Frauenseminar in Qamişlo: Der türkische Staat terrorisiert Frauen

Auf einem Arbeitstreffen des Frauenrats von Nord- und Ostsyrien sind die Verbrechen des türkischen Staats an Frauen in den besetzten Gebieten diskutiert worden.

In der nordsyrischen Stadt Qamişlo hat ein Arbeitstreffen von verschiedenen Frauenorganisationen zur Gewalt gegen Frauen durch die Besatzungstruppen in Nord- und Ostsyrien stattgefunden. An dem Treffen nahmen der Frauenverband der Suryoye, der Frauenrat von Nord- und Ostsyrien, der Frauendachverband Kongreya Star sowie Vertreterinnen von Parteien, von TEV-DEM, von Menschenrechtsorganisationen, der Selbstverwaltung und vieler weiterer Frauenkomitees und -organisationen teil.
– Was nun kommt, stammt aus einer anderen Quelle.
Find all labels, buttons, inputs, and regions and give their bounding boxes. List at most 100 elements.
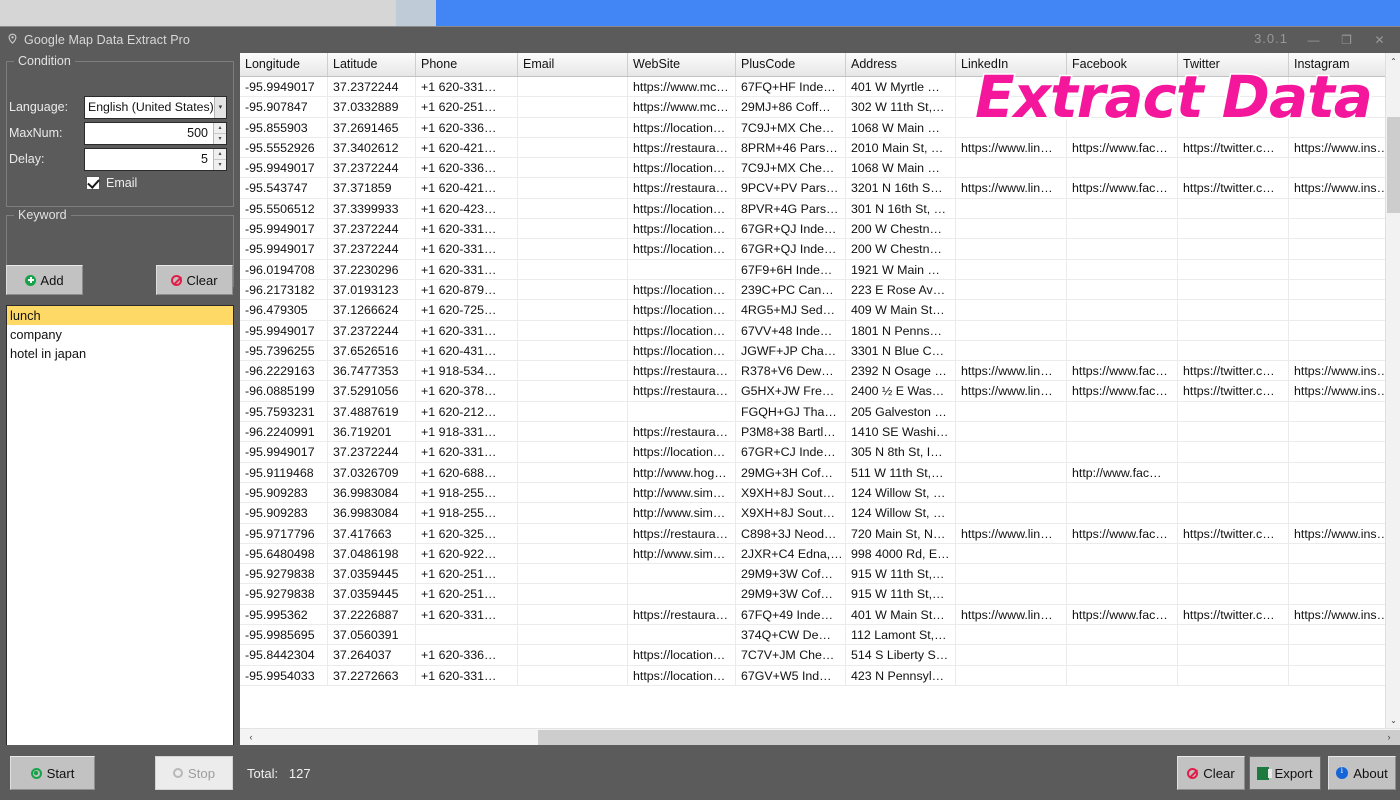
table-row[interactable]: -95.550651237.3399933+1 620-423…https://… [240, 199, 1385, 219]
cell-facebook[interactable] [1067, 625, 1178, 645]
cell-longitude[interactable]: -95.9119468 [240, 463, 328, 483]
cell-linkedin[interactable] [956, 584, 1067, 604]
cell-latitude[interactable]: 37.371859 [328, 178, 416, 198]
cell-email[interactable] [518, 564, 628, 584]
cell-latitude[interactable]: 37.0359445 [328, 584, 416, 604]
cell-address[interactable]: 2010 Main St, … [846, 138, 956, 158]
cell-facebook[interactable] [1067, 666, 1178, 686]
cell-linkedin[interactable] [956, 645, 1067, 665]
cell-linkedin[interactable] [956, 321, 1067, 341]
cell-email[interactable] [518, 321, 628, 341]
cell-phone[interactable]: +1 620-331… [416, 239, 518, 259]
cell-email[interactable] [518, 239, 628, 259]
cell-instagram[interactable] [1289, 199, 1385, 219]
clear-keyword-button[interactable]: Clear [156, 265, 233, 295]
table-row[interactable]: -95.54374737.371859+1 620-421…https://re… [240, 178, 1385, 198]
cell-website[interactable] [628, 402, 736, 422]
cell-pluscode[interactable]: 2JXR+C4 Edna,… [736, 544, 846, 564]
cell-linkedin[interactable] [956, 219, 1067, 239]
cell-pluscode[interactable]: 67GV+W5 Ind… [736, 666, 846, 686]
cell-linkedin[interactable] [956, 503, 1067, 523]
table-row[interactable]: -96.222916336.7477353+1 918-534…https://… [240, 361, 1385, 381]
cell-facebook[interactable] [1067, 158, 1178, 178]
cell-pluscode[interactable]: FGQH+GJ Tha… [736, 402, 846, 422]
cell-email[interactable] [518, 118, 628, 138]
cell-website[interactable] [628, 584, 736, 604]
cell-phone[interactable]: +1 620-336… [416, 645, 518, 665]
cell-address[interactable]: 423 N Pennsyl… [846, 666, 956, 686]
cell-twitter[interactable] [1178, 645, 1289, 665]
table-row[interactable]: -95.994901737.2372244+1 620-336…https://… [240, 158, 1385, 178]
cell-longitude[interactable]: -95.9954033 [240, 666, 328, 686]
cell-longitude[interactable]: -95.9949017 [240, 158, 328, 178]
cell-latitude[interactable]: 37.417663 [328, 524, 416, 544]
export-button[interactable]: Export [1249, 756, 1321, 790]
cell-email[interactable] [518, 300, 628, 320]
cell-address[interactable]: 124 Willow St, … [846, 503, 956, 523]
cell-linkedin[interactable] [956, 280, 1067, 300]
cell-website[interactable]: https://location… [628, 118, 736, 138]
cell-pluscode[interactable]: 374Q+CW De… [736, 625, 846, 645]
close-button[interactable]: ✕ [1363, 27, 1396, 53]
cell-pluscode[interactable]: 29MJ+86 Coff… [736, 97, 846, 117]
cell-latitude[interactable]: 37.0332889 [328, 97, 416, 117]
cell-phone[interactable]: +1 620-212… [416, 402, 518, 422]
cell-phone[interactable]: +1 620-421… [416, 138, 518, 158]
chevron-down-icon[interactable]: ▾ [214, 97, 226, 118]
column-header-latitude[interactable]: Latitude [328, 53, 416, 76]
cell-longitude[interactable]: -95.9279838 [240, 564, 328, 584]
cell-website[interactable]: https://restaura… [628, 361, 736, 381]
cell-phone[interactable]: +1 620-251… [416, 564, 518, 584]
cell-instagram[interactable] [1289, 219, 1385, 239]
scroll-left-icon[interactable]: ‹ [243, 729, 259, 745]
cell-instagram[interactable] [1289, 321, 1385, 341]
cell-phone[interactable]: +1 620-378… [416, 381, 518, 401]
scroll-right-icon[interactable]: › [1381, 729, 1397, 745]
column-header-email[interactable]: Email [518, 53, 628, 76]
cell-website[interactable] [628, 564, 736, 584]
cell-pluscode[interactable]: 67GR+CJ Inde… [736, 442, 846, 462]
email-checkbox-row[interactable]: Email [86, 176, 137, 190]
cell-latitude[interactable]: 37.2372244 [328, 158, 416, 178]
cell-longitude[interactable]: -96.2240991 [240, 422, 328, 442]
cell-website[interactable]: https://restaura… [628, 381, 736, 401]
cell-longitude[interactable]: -95.9717796 [240, 524, 328, 544]
cell-linkedin[interactable]: https://www.lin… [956, 361, 1067, 381]
cell-twitter[interactable] [1178, 503, 1289, 523]
cell-pluscode[interactable]: 67FQ+HF Inde… [736, 77, 846, 97]
cell-latitude[interactable]: 37.264037 [328, 645, 416, 665]
cell-email[interactable] [518, 260, 628, 280]
cell-pluscode[interactable]: 7C9J+MX Che… [736, 118, 846, 138]
cell-pluscode[interactable]: 8PRM+46 Pars… [736, 138, 846, 158]
cell-phone[interactable]: +1 620-331… [416, 321, 518, 341]
cell-pluscode[interactable]: 9PCV+PV Pars… [736, 178, 846, 198]
table-row[interactable]: -95.995403337.2272663+1 620-331…https://… [240, 666, 1385, 686]
cell-address[interactable]: 915 W 11th St,… [846, 584, 956, 604]
cell-instagram[interactable]: https://www.ins… [1289, 138, 1385, 158]
cell-facebook[interactable]: https://www.fac… [1067, 138, 1178, 158]
scroll-down-icon[interactable]: ⌄ [1386, 712, 1400, 728]
cell-facebook[interactable] [1067, 300, 1178, 320]
cell-twitter[interactable] [1178, 158, 1289, 178]
clear-results-button[interactable]: Clear [1177, 756, 1245, 790]
cell-phone[interactable] [416, 625, 518, 645]
cell-address[interactable]: 200 W Chestn… [846, 219, 956, 239]
cell-instagram[interactable] [1289, 584, 1385, 604]
cell-facebook[interactable]: https://www.fac… [1067, 178, 1178, 198]
cell-facebook[interactable] [1067, 584, 1178, 604]
cell-pluscode[interactable]: C898+3J Neod… [736, 524, 846, 544]
cell-latitude[interactable]: 37.0193123 [328, 280, 416, 300]
cell-phone[interactable]: +1 620-251… [416, 584, 518, 604]
cell-longitude[interactable]: -95.909283 [240, 503, 328, 523]
cell-instagram[interactable] [1289, 564, 1385, 584]
table-row[interactable]: -95.90928336.9983084+1 918-255…http://ww… [240, 483, 1385, 503]
cell-phone[interactable]: +1 620-336… [416, 118, 518, 138]
cell-address[interactable]: 3201 N 16th S… [846, 178, 956, 198]
cell-longitude[interactable]: -95.9279838 [240, 584, 328, 604]
table-row[interactable]: -96.224099136.719201+1 918-331…https://r… [240, 422, 1385, 442]
cell-phone[interactable]: +1 620-331… [416, 442, 518, 462]
table-row[interactable]: -95.844230437.264037+1 620-336…https://l… [240, 645, 1385, 665]
cell-website[interactable]: https://restaura… [628, 422, 736, 442]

Tagtäglich Morde und sexualisierte Gewalt“

Siham Dawûd, Generalsekretärin der Zukunftspartei Syriens (Hizbul Suri Mustakbel), erklärte: „Es werden insbesondere politische Frauen ins Visier genommen, um die Stimme für Frieden und eine Lösung der Krise in Syrien zum Schweigen zu bringen. Der türkische Staat übt Terror gegen Frauen aus. Jeden Tag gibt es Morde, sexualisierte Gewalt, Verhaftungen und Vertreibungen. Mit den Angriffen auf organisierte Frauen soll der Freiheitswillen von Frauen gebrochen werden. Erdoğan hat eine regelrechte Phobie gegen die Frauen von Nord- und Ostsyrien und fürchtet das Lösungsmodell der demokratischen Autonomie.“

Es handelt sich um Kriegsverbrechen“

Amrim Xelife vom Rechtsbüro Smart betonte auf der Sitzung: „Zivile Frauen, Männer und Kinder haben ein Recht auf Schutz. Bewaffnete Gruppen dürfen die Zivilbevölkerung nicht angreifen. Die Gesetze verbieten keinen Krieg, aber sie stellen die Rechte der Zivilbevölkerung unter Schutz. Mit der ersten Genfer Konvention und dem Zusatzprotokoll von 1977 wurden auch Verwundete unter Schutz gestellt.“

Die Teilnehmerinnen am Arbeitstreffen kritisierten, dass auf internationaler Ebene niemand von der Türkei Rechenschaft verlange. Auch der Mord an der Generalsekretärin der Zukunftspartei Syriens Hevrîn Xelef sei ungesühnt geblieben. Hevrîn Xelef war am 12. Oktober 2019 im Zuge des Angriffskrieges der Türkei gegen Nordsyrien zusammen mit ihrem Fahrer nahe Qamişlo ermordet worden. Mitglieder des sogenannten „Bataillon 123” der Dschihadistenmiliz „Ahrar al-Sharqiya“, die dem Proxy-Invasionskorps SNA („Syrische Nationale Armee”) angehört, hatten Xelef aus ihrem Wagen gezerrt und ihren Körper verstümmelt, bevor sie hingerichtet wurde. Laut Obduktionsbericht wies die Leiche der Politikerin zahlreiche Verletzungen auf, darunter viele Schusswunden, Brüche an Beinen, Gesicht und Schädel. Ihre Kopfhaut war teilweise abgelöst.

Bilanz der Gewalt

Die Ko-Vorsitzende der Menschenrechtsorganisation von Cizîrê, Evîn Cuma, legte die Zahlen erfasster Verbrechen vor. „Innerhalb von drei Jahren haben wir 53 Frauenmorde, 128 Verletzungen und 61 Fälle von sexualisierter Gewalt dokumentiert. Fünf Frauen haben sich aufgrund von Folter und Übergriffen das Leben genommen. 317 Frauen wurden entführt und gegen Lösegeld freigelassen. In den im Rahmen der ‚Operation Friedensquelle‘ besetzten Gebieten um Serêkaniyê und Girê Spî wurden 23 Frauen getötet, zwei Fälle von sexualisierter Gewalt wurden dokumentiert, sechzig Frauen wurden bei Bombenangriffen verletzt und zwölf Frauen entführt“, erklärte sie.

Am Ende des Treffens forderten die Frauen neben internationaler Aufmerksamkeit insbesondere psychologische und gesellschaftliche Unterstützung für die betroffenen Frauen.